There was silence in the room. Mark ate on contentedly, and looked round at the other two. It was they who had started the subject, he seemed to say, let them continue it if they wanted to. The silence eventually became unbearable, and Bella had to ask: “What circumstances?”

In the pause which Mark left before replying, Surtees came in with a fresh pot of coffee, and began clearing away plates. Mark said:
“Circonstances que tu connais bien,
Bella.”

“C'est pas nécessaire à parler français,”
hissed Bella.

“Why not?” said Mark, continuing to. “Is he the sort of lover you have no secrets from, Bella?”

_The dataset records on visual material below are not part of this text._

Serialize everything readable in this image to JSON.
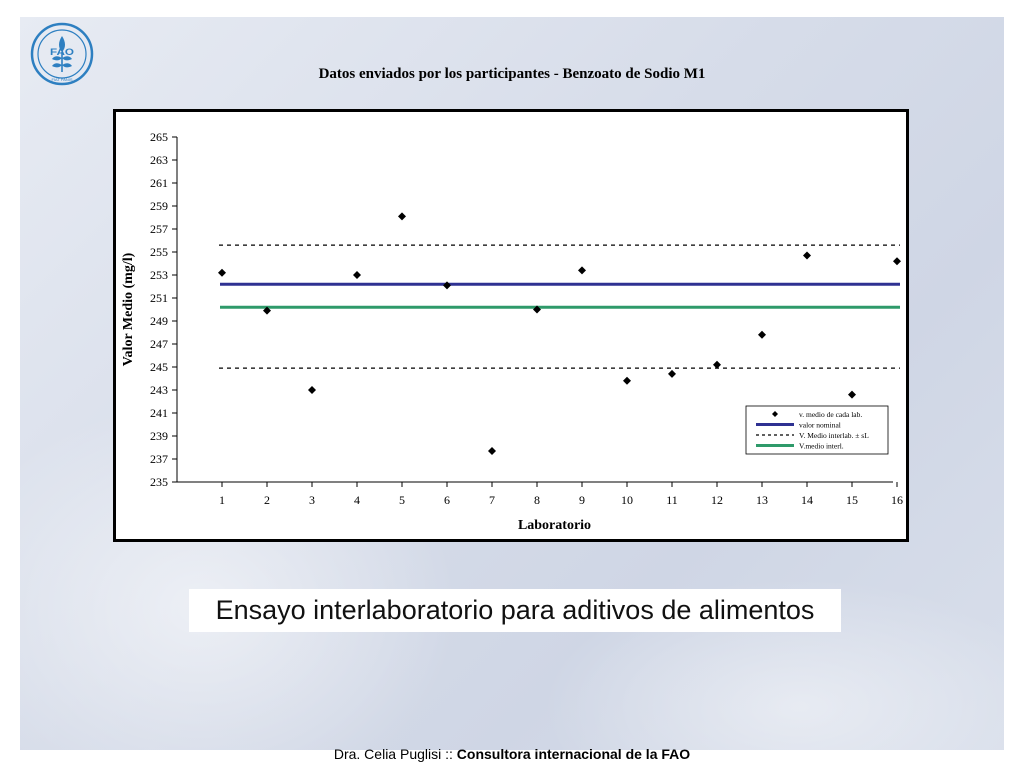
{
  "header": {
    "logo_text": "FAO",
    "logo_motto": "FIAT PANIS"
  },
  "chart_data": {
    "type": "scatter",
    "title": "Datos enviados por los participantes - Benzoato de Sodio M1",
    "xlabel": "Laboratorio",
    "ylabel": "Valor Medio (mg/l)",
    "ylim": [
      235,
      265
    ],
    "y_ticks": [
      235,
      237,
      239,
      241,
      243,
      245,
      247,
      249,
      251,
      253,
      255,
      257,
      259,
      261,
      263,
      265
    ],
    "x_ticks": [
      1,
      2,
      3,
      4,
      5,
      6,
      7,
      8,
      9,
      10,
      11,
      12,
      13,
      14,
      15,
      16
    ],
    "grid": false,
    "legend_placement": "bottom-right",
    "series": [
      {
        "name": "v. medio de cada lab.",
        "kind": "markers",
        "color": "#000000",
        "x": [
          1,
          2,
          3,
          4,
          5,
          6,
          7,
          8,
          9,
          10,
          11,
          12,
          13,
          14,
          15,
          16
        ],
        "y": [
          253.2,
          249.9,
          243.0,
          253.0,
          258.1,
          252.1,
          237.7,
          250.0,
          253.4,
          243.8,
          244.4,
          245.2,
          247.8,
          254.7,
          242.6,
          254.2
        ]
      },
      {
        "name": "valor nominal",
        "kind": "hline",
        "color": "#2e3192",
        "y": 252.2
      },
      {
        "name": "V. Medio interlab. ± sL",
        "kind": "hline-dashed",
        "color": "#000000",
        "y": [
          255.6,
          244.9
        ]
      },
      {
        "name": "V.medio interl.",
        "kind": "hline",
        "color": "#2e9a6a",
        "y": 250.2
      }
    ]
  },
  "subtitle": "Ensayo interlaboratorio para aditivos de alimentos",
  "footer": {
    "author": "Dra. Celia Puglisi",
    "separator": " :: ",
    "role": "Consultora internacional de la FAO"
  }
}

Surtees continued round the table, impassively gathering up plates and serving dishes. He gave no sign of having understood,
but as he finished what he was doing, and walked carefully toward the door with his tray, he blinked twice, as if absorbing new developments, and when he went out he failed to shut the door properly behind him. Perhaps Mark, with his preparatory and public school education, did not appreciate how widely French has become taught in state schools. Surtees went down to the kitchen, and swore at Mrs. Moxon when she tried to pump him about what was being said in the breakfast room.

Meanwhile, in the hall, Sergeant Trapp, seeing the door to the breakfast room swing very slightly open, tiptoed with surprising delicacy over to it, and stationed himself nonchalantly outside. The conversation inside had, luckily, reverted to English.

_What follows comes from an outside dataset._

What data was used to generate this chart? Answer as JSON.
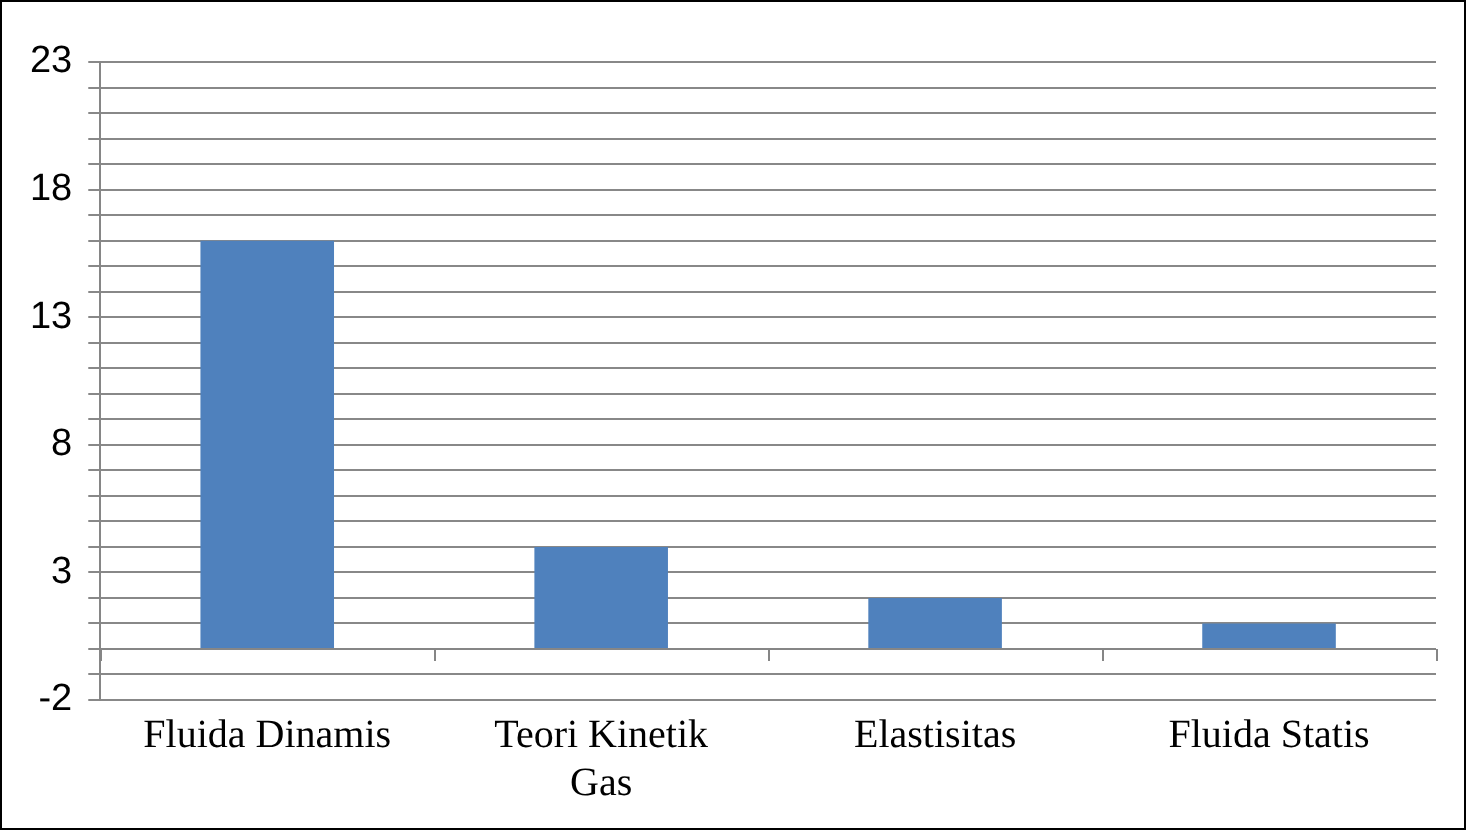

“Do you know what happens, Bella, when you suddenly stop drinking?” Mark was saying, leaning forward across the table and speaking with a low, passionate intensity. “I'll tell you. First of all it feels like the world has fallen on top of you. Then after a bit, you blink and look around you, like a horse coming out of its stables in the morning, and you start seeing things as they are. But it's not just that, because you've got a lot of memories—very hazy ones, just wisps here and there. They start coming back, one by one—a little thing here, a little thing there—things you didn't know you'd noticed. Things other people didn't think you would notice, because you were blind drunk. And these things start falling into place.”